In fact, we never quite overcame it's effects. Merle and Mary went to summer school in Pocatello during the summer of 1920 to prepare to teach school. Mary had a school at Jefferson Co., and Merle at Cache, Teton Co. In October, Mary was married to Alma A. Kunz. In Nov. of the the same year Norma was married to Evan B. Floy, and Merle was married to Solomon Fullmer on Dec 22, 1920. We moved to Draper, Utah in 1930 and engaged in farming, chicken raising, dairying and stayed there for two years. This move did not work out and we were glad to return to Teton Basin, where we lived in Driggs in several different houses, down on the Covet, the Timpson place, the Hobbs house, the old Eddington Hotel, the Paul place.

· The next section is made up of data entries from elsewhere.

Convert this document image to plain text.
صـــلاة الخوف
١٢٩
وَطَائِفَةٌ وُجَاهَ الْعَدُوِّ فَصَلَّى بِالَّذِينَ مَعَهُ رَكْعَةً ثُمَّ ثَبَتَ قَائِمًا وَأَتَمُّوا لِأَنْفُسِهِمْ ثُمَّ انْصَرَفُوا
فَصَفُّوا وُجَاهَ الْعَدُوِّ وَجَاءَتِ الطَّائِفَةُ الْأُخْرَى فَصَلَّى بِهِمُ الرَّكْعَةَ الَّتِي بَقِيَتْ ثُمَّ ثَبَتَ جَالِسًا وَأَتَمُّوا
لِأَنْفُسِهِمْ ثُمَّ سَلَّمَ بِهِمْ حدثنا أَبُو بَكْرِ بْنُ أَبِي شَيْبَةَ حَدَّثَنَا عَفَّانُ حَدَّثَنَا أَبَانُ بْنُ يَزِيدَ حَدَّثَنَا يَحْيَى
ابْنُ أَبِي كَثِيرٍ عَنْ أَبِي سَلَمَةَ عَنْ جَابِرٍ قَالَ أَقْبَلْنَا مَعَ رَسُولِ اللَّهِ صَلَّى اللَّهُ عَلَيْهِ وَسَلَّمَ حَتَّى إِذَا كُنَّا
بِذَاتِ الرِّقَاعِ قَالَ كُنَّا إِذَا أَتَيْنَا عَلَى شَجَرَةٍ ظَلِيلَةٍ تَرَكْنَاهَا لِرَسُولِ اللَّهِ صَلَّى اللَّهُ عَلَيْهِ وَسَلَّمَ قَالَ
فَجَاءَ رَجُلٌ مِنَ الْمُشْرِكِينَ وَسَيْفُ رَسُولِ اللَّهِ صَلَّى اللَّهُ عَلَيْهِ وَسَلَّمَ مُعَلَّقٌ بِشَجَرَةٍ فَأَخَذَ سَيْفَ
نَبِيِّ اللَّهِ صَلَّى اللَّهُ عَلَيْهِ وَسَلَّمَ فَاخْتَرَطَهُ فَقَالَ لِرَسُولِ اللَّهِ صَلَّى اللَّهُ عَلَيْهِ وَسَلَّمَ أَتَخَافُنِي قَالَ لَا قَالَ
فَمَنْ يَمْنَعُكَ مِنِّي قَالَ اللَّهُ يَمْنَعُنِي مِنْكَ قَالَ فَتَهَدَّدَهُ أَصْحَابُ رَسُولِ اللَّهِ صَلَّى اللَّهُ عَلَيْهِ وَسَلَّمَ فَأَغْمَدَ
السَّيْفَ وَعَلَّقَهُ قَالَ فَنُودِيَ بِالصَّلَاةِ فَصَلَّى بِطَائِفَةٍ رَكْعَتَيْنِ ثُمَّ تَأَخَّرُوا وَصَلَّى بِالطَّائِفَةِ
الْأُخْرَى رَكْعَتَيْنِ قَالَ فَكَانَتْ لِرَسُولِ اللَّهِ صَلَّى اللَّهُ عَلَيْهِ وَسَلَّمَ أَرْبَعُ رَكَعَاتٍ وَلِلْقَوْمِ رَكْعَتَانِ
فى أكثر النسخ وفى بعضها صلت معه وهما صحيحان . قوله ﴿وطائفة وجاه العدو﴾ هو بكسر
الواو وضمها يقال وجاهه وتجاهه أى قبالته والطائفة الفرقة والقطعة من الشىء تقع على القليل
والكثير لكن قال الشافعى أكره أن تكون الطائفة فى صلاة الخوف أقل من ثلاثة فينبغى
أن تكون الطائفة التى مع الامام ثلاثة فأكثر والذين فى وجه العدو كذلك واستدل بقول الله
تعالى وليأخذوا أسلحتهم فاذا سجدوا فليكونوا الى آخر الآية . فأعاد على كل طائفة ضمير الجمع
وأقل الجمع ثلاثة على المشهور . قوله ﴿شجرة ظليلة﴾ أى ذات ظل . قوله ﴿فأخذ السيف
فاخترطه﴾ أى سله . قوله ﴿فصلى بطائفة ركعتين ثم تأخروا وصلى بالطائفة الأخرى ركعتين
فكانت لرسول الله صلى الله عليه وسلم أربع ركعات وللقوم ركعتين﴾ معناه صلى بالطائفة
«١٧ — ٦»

We finally bought the Chestie Henry place and remodeled it, and made us a very comfortable home. We had chickens, some cows still at the place where Grant lived, a nice garden. Morgan was married on June 1, 1937 to Ivy Lorraine Griggs. Grant was married on October 2, 1940 to Leona Josephine Nelson. Angus had married Charlotte Hamblin on June 1, 1924. Roscoe was married to Lucile Vaudrey on April 23, 1931. Isabel had married David Earl Simmons on Feb. 25, 1927. Elva had married Eldon Winger on April 2, 1930. Elizabeth never married, she was a true musician and played the tunes she liked.

Thomas had cancer in his late years and suffered terribly. Finally passing away on Sept. 22, 1948 at home here in Driggs. Lizzie's health began to fail and after an operation she passed away in Feb. 1949.

I have raised eleven children. All of them except one have married and have families, and all of them have had their endowments.

Isabella Hogg Grover passed away Dec. 9, 1950, after a stroke at her home in Driggs. She was buried beside her husband, Thomas M. Grover and her daughter Elizabeth in the Rexburg Cemetery in Madison Co., at Rexburn Idaho, on Dec. 12, 1950.